27. Leipziger Jazztage

John Surman & Pierre Favre /

tranc.ition mit Andreas Großkopf

10.10.2003, Oper/Telegraph, Leipzig

Als besonderes Highlight der 27. Leipziger Jazztage war das Duo John Surman und Albert Mangelsdorff angekündigt. Unglücklicherweise konnte der Weltklasse-Posaunist verletzungsbedingt nicht anreisen. Für ihn trat der Schlagzeuger Pierre Favre an die Seite des Saxophonisten.

Die beiden Musiker, Jahrgang 1944 bzw. 1937, haben bereits in den achtziger Jahren zusammengearbeitet und damals das gemeinsame Album „Such Winters Of Memory“ veröffentlicht. Zur Entwicklung eines modernen, europäischen Jazz und zur Erweiterung dessen Klang- und Ausdrucksmöglichkeiten haben sie im Laufe ihrer Karrieren beide viel beigetragen. John Surman ist ein ebenso vielseitiger wie neugieriger Instrumentalist. In Leipzig kam er mit Baritonsaxophon, Sopransaxophon, Bassklarinette und Synthesizer auf die Opernbühne. Auf der Suche nach neuen, unerwarteten Klängen, kombiniert er seine experimentellen Improvisationen auch mit elektronischen Sounds. Pierre Favre sucht auf seine Weise beständig ähnliches an Schlagzeug und Percussion.

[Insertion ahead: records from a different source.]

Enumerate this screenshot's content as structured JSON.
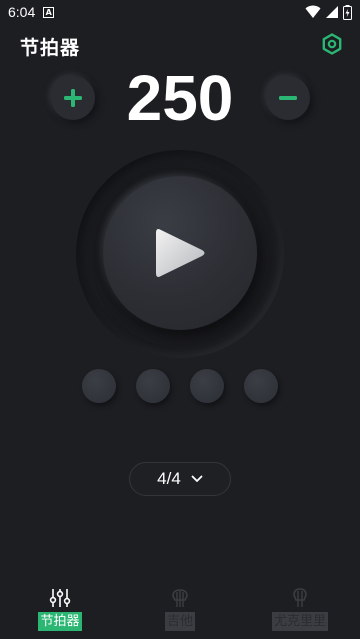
{
  "status_bar": {
    "time": "6:04",
    "notification_badge": "A"
  },
  "header": {
    "title": "节拍器",
    "settings_icon": "gear-icon"
  },
  "bpm": {
    "value": "250",
    "increase_icon": "plus-icon",
    "decrease_icon": "minus-icon"
  },
  "player": {
    "play_icon": "play-icon"
  },
  "beats": {
    "count": 4
  },
  "time_signature": {
    "value": "4/4",
    "dropdown_icon": "chevron-down-icon"
  },
  "nav": {
    "items": [
      {
        "label": "节拍器",
        "icon": "sliders-icon",
        "active": true
      },
      {
        "label": "吉他",
        "icon": "guitar-icon",
        "active": false
      },
      {
        "label": "尤克里里",
        "icon": "ukulele-icon",
        "active": false
      }
    ]
  },
  "colors": {
    "accent": "#2bb673",
    "background": "#1d1e22"
  }
}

Schon daher konnte man auf einen wegweisenden Lichtblick gespannt sein.

Mit technischer Brillanz und offensichtlichem Spaß, mit vor Ideen übersprudelnden aber doch recht etüdeartigen Improvisationen, brachten zwei routinierte Jazzer ihre gesammelten Erfahrungen als Kompaktausgabe auf die Bühne. Auch mit allerlei unkonventionellem Werkzeug ausgestattet, schuf der Schlagzeuger ein vielfältiges Klangerlebnis und interessante Rhythmen, wenn auch nicht gerade große Stimmungen. Er gab den Jazzexperimenten den Drive und stand immer in hervorragender Kommunikation mit Surman.

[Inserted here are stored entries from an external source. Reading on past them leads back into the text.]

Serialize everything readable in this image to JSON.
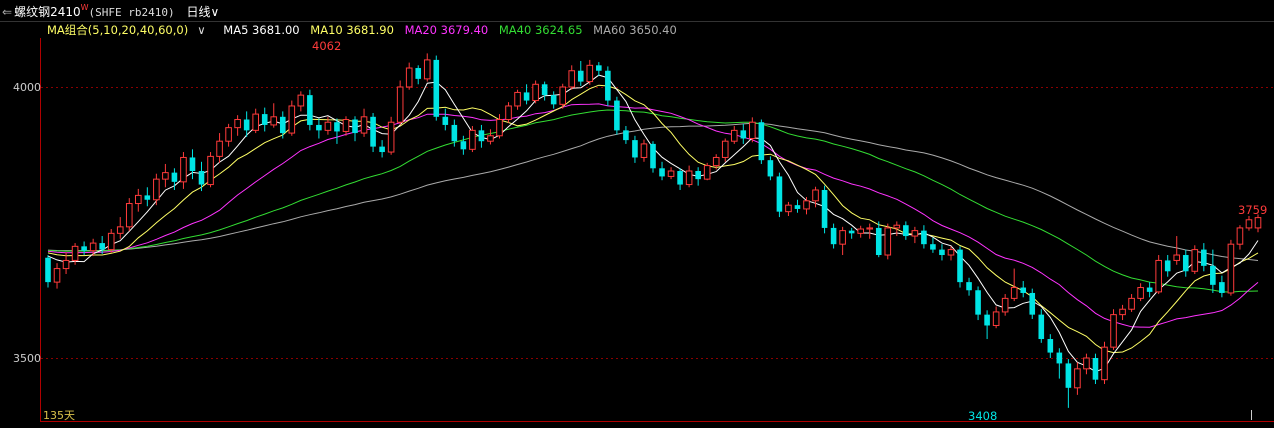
{
  "header": {
    "menu_icon": "⇐",
    "symbol_name": "螺纹钢2410",
    "badge": "W",
    "code": "(SHFE rb2410)",
    "period": "日线",
    "period_arrow": "∨"
  },
  "ma_legend": {
    "group_label": "MA组合(5,10,20,40,60,0)",
    "group_arrow": "∨",
    "items": [
      {
        "label": "MA5 3681.00",
        "color": "#ffffff"
      },
      {
        "label": "MA10 3681.90",
        "color": "#ffff66"
      },
      {
        "label": "MA20 3679.40",
        "color": "#ff33ff"
      },
      {
        "label": "MA40 3624.65",
        "color": "#33dd33"
      },
      {
        "label": "MA60 3650.40",
        "color": "#aaaaaa"
      }
    ]
  },
  "colors": {
    "up": "#ff3b3b",
    "down": "#00e5e5",
    "grid": "#8b0000",
    "axis": "#b00000"
  },
  "footer": {
    "days_label": "135天"
  },
  "chart_data": {
    "type": "candlestick",
    "y_ticks": [
      4000,
      3500
    ],
    "ylim": [
      3383,
      4105
    ],
    "high_label": "4062",
    "low_label": "3408",
    "last_label": "3759",
    "bar_count": 135,
    "candles": [
      [
        3685,
        3640,
        3690,
        3630
      ],
      [
        3640,
        3665,
        3675,
        3628
      ],
      [
        3665,
        3680,
        3695,
        3655
      ],
      [
        3680,
        3706,
        3712,
        3672
      ],
      [
        3706,
        3698,
        3715,
        3690
      ],
      [
        3698,
        3712,
        3720,
        3688
      ],
      [
        3712,
        3700,
        3725,
        3692
      ],
      [
        3700,
        3730,
        3738,
        3694
      ],
      [
        3730,
        3742,
        3760,
        3720
      ],
      [
        3742,
        3785,
        3795,
        3734
      ],
      [
        3785,
        3800,
        3812,
        3770
      ],
      [
        3800,
        3792,
        3815,
        3780
      ],
      [
        3792,
        3830,
        3840,
        3782
      ],
      [
        3830,
        3842,
        3858,
        3815
      ],
      [
        3842,
        3825,
        3850,
        3810
      ],
      [
        3825,
        3870,
        3880,
        3812
      ],
      [
        3870,
        3845,
        3885,
        3830
      ],
      [
        3845,
        3820,
        3862,
        3808
      ],
      [
        3820,
        3872,
        3880,
        3815
      ],
      [
        3872,
        3900,
        3915,
        3860
      ],
      [
        3900,
        3925,
        3932,
        3890
      ],
      [
        3925,
        3940,
        3948,
        3910
      ],
      [
        3940,
        3920,
        3955,
        3908
      ],
      [
        3920,
        3950,
        3960,
        3915
      ],
      [
        3950,
        3930,
        3962,
        3918
      ],
      [
        3930,
        3945,
        3970,
        3925
      ],
      [
        3945,
        3915,
        3955,
        3905
      ],
      [
        3915,
        3965,
        3975,
        3910
      ],
      [
        3965,
        3985,
        3992,
        3955
      ],
      [
        3985,
        3930,
        3995,
        3920
      ],
      [
        3930,
        3920,
        3942,
        3905
      ],
      [
        3920,
        3935,
        3945,
        3912
      ],
      [
        3935,
        3918,
        3942,
        3895
      ],
      [
        3918,
        3940,
        3946,
        3910
      ],
      [
        3940,
        3915,
        3946,
        3900
      ],
      [
        3915,
        3945,
        3960,
        3908
      ],
      [
        3945,
        3890,
        3952,
        3880
      ],
      [
        3890,
        3880,
        3902,
        3870
      ],
      [
        3880,
        3935,
        3945,
        3875
      ],
      [
        3935,
        4000,
        4012,
        3930
      ],
      [
        4000,
        4035,
        4045,
        3995
      ],
      [
        4035,
        4015,
        4040,
        4005
      ],
      [
        4015,
        4050,
        4062,
        4010
      ],
      [
        4050,
        3945,
        4058,
        3938
      ],
      [
        3945,
        3930,
        3960,
        3920
      ],
      [
        3930,
        3900,
        3940,
        3890
      ],
      [
        3900,
        3885,
        3910,
        3875
      ],
      [
        3885,
        3920,
        3928,
        3880
      ],
      [
        3920,
        3900,
        3930,
        3888
      ],
      [
        3900,
        3910,
        3922,
        3894
      ],
      [
        3910,
        3940,
        3950,
        3905
      ],
      [
        3940,
        3965,
        3972,
        3934
      ],
      [
        3965,
        3990,
        3995,
        3958
      ],
      [
        3990,
        3975,
        4005,
        3968
      ],
      [
        3975,
        4005,
        4012,
        3970
      ],
      [
        4005,
        3985,
        4010,
        3975
      ],
      [
        3985,
        3968,
        3992,
        3960
      ],
      [
        3968,
        4000,
        4006,
        3960
      ],
      [
        4000,
        4030,
        4040,
        3995
      ],
      [
        4030,
        4010,
        4048,
        4002
      ],
      [
        4010,
        4040,
        4050,
        4004
      ],
      [
        4040,
        4030,
        4046,
        4020
      ],
      [
        4030,
        3975,
        4038,
        3965
      ],
      [
        3975,
        3920,
        3982,
        3912
      ],
      [
        3920,
        3902,
        3928,
        3895
      ],
      [
        3902,
        3870,
        3910,
        3860
      ],
      [
        3870,
        3895,
        3903,
        3862
      ],
      [
        3895,
        3850,
        3900,
        3842
      ],
      [
        3850,
        3835,
        3862,
        3828
      ],
      [
        3835,
        3845,
        3852,
        3830
      ],
      [
        3845,
        3820,
        3850,
        3810
      ],
      [
        3820,
        3845,
        3855,
        3815
      ],
      [
        3845,
        3830,
        3852,
        3818
      ],
      [
        3830,
        3855,
        3860,
        3828
      ],
      [
        3855,
        3870,
        3876,
        3848
      ],
      [
        3870,
        3900,
        3905,
        3862
      ],
      [
        3900,
        3920,
        3928,
        3895
      ],
      [
        3920,
        3905,
        3932,
        3895
      ],
      [
        3905,
        3935,
        3944,
        3898
      ],
      [
        3935,
        3865,
        3940,
        3858
      ],
      [
        3865,
        3835,
        3872,
        3828
      ],
      [
        3835,
        3770,
        3842,
        3760
      ],
      [
        3770,
        3782,
        3788,
        3762
      ],
      [
        3782,
        3775,
        3792,
        3768
      ],
      [
        3775,
        3790,
        3797,
        3765
      ],
      [
        3790,
        3810,
        3816,
        3778
      ],
      [
        3810,
        3740,
        3818,
        3730
      ],
      [
        3740,
        3710,
        3748,
        3702
      ],
      [
        3710,
        3735,
        3742,
        3690
      ],
      [
        3735,
        3730,
        3740,
        3720
      ],
      [
        3730,
        3738,
        3744,
        3722
      ],
      [
        3738,
        3740,
        3748,
        3720
      ],
      [
        3740,
        3690,
        3752,
        3686
      ],
      [
        3690,
        3740,
        3748,
        3682
      ],
      [
        3740,
        3745,
        3752,
        3725
      ],
      [
        3745,
        3725,
        3752,
        3718
      ],
      [
        3725,
        3735,
        3742,
        3712
      ],
      [
        3735,
        3710,
        3745,
        3702
      ],
      [
        3710,
        3700,
        3722,
        3694
      ],
      [
        3700,
        3690,
        3710,
        3680
      ],
      [
        3690,
        3700,
        3706,
        3680
      ],
      [
        3700,
        3640,
        3706,
        3630
      ],
      [
        3640,
        3625,
        3648,
        3615
      ],
      [
        3625,
        3580,
        3632,
        3570
      ],
      [
        3580,
        3560,
        3588,
        3535
      ],
      [
        3560,
        3585,
        3595,
        3555
      ],
      [
        3585,
        3610,
        3618,
        3578
      ],
      [
        3610,
        3630,
        3665,
        3605
      ],
      [
        3630,
        3620,
        3642,
        3612
      ],
      [
        3620,
        3580,
        3628,
        3572
      ],
      [
        3580,
        3535,
        3590,
        3528
      ],
      [
        3535,
        3510,
        3544,
        3500
      ],
      [
        3510,
        3490,
        3518,
        3462
      ],
      [
        3490,
        3445,
        3498,
        3408
      ],
      [
        3445,
        3480,
        3492,
        3432
      ],
      [
        3480,
        3500,
        3508,
        3470
      ],
      [
        3500,
        3460,
        3508,
        3452
      ],
      [
        3460,
        3520,
        3530,
        3452
      ],
      [
        3520,
        3580,
        3590,
        3515
      ],
      [
        3580,
        3590,
        3598,
        3570
      ],
      [
        3590,
        3610,
        3618,
        3585
      ],
      [
        3610,
        3630,
        3638,
        3605
      ],
      [
        3630,
        3622,
        3640,
        3612
      ],
      [
        3622,
        3680,
        3690,
        3618
      ],
      [
        3680,
        3660,
        3690,
        3650
      ],
      [
        3680,
        3690,
        3725,
        3672
      ],
      [
        3690,
        3660,
        3700,
        3650
      ],
      [
        3660,
        3700,
        3708,
        3655
      ],
      [
        3700,
        3670,
        3712,
        3660
      ],
      [
        3670,
        3635,
        3700,
        3620
      ],
      [
        3640,
        3620,
        3652,
        3612
      ],
      [
        3620,
        3710,
        3718,
        3615
      ],
      [
        3710,
        3740,
        3745,
        3700
      ],
      [
        3740,
        3755,
        3762,
        3735
      ],
      [
        3740,
        3759,
        3765,
        3732
      ]
    ]
  }
}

Ihr temperamentvolles Ereifern wirkte zwar locker und perfekt, aber dennoch sehr bemüht. Der makellose aber auch sehr abgeklärte Vortrag ließ Atmosphäre vermissen und hinterließ schließlich nicht ganz den erwarteten Aha-Effekt, verdient aber dennoch vollen Respekt und Bewunderung.

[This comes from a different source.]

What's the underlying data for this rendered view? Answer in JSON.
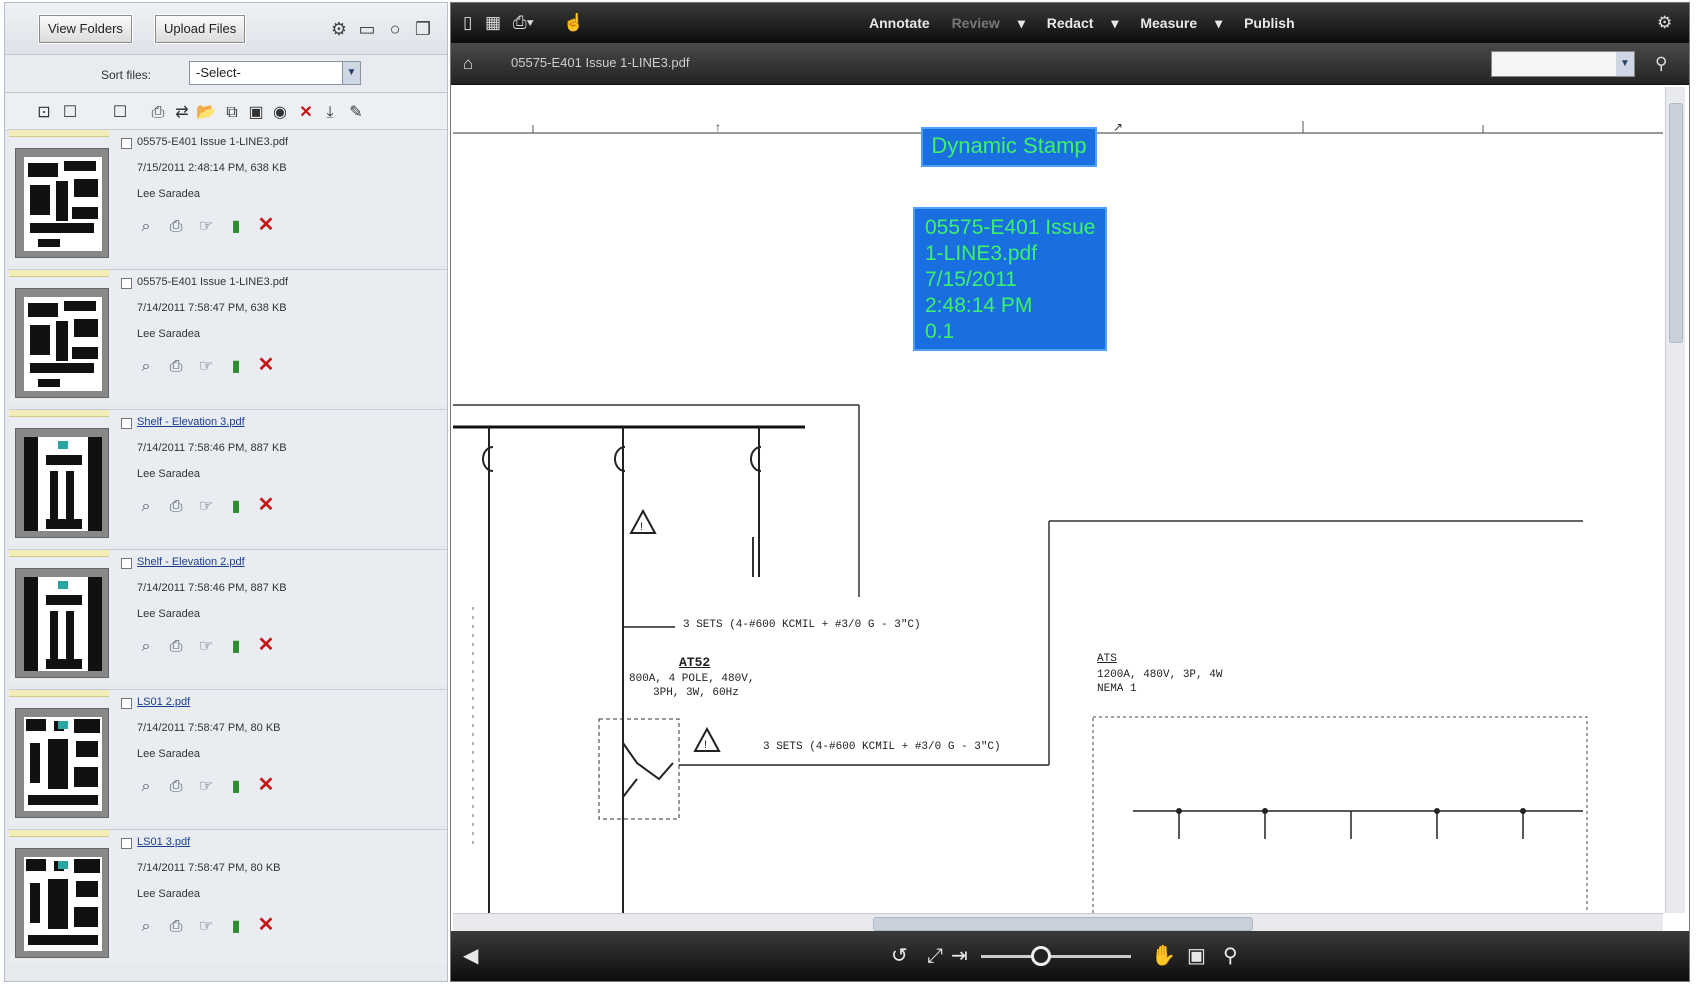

In der Bar International im Telegraph hatte das Nachtprogramm derweil schon begonnen. Und die nun zum Dittrichring strebenden Nighthawks konnten sich auf jungen, anregenden Jazz zwischen Ambient, Drum’n Bass und Funk freuen. Das von Andreas Grosskkopf soeben neu gegründete Projekt „Tranc.ition“ mit Angela Gabriel (Gesang), Hakim Ludin (Percussion) und DJ Raphneck (Turntables, Didgeridoo) versprach musikalische Qualitäten, Virtuosität, moderne, kreative Sounds.

Es gibt in Leipzig eine junge Szene, die sich mit Funk und Jazz beschäftigt und dabei in kreativster und originellster Weise moderne Stile, Sounds und elektronische Effekte vermischt. Sie spielen mit Jazz-Rock, Drum’n Bass, HipHop, Soul, Ambient und schaffen auf der Grundlage solider Traditionen zeitgemäße, atmosphärische Musik. Diesem Dunstkreis ist auch Andreas Grosskopf entstiegen, der schon mit dem Jazz-Rock-Funk Projekt ‚Grosskopf’, mit ‚Scrooge’ (Jazz-Rock) oder ‚MSP’ (Drum’n Bass-Ambient) auch international erfolgreich war.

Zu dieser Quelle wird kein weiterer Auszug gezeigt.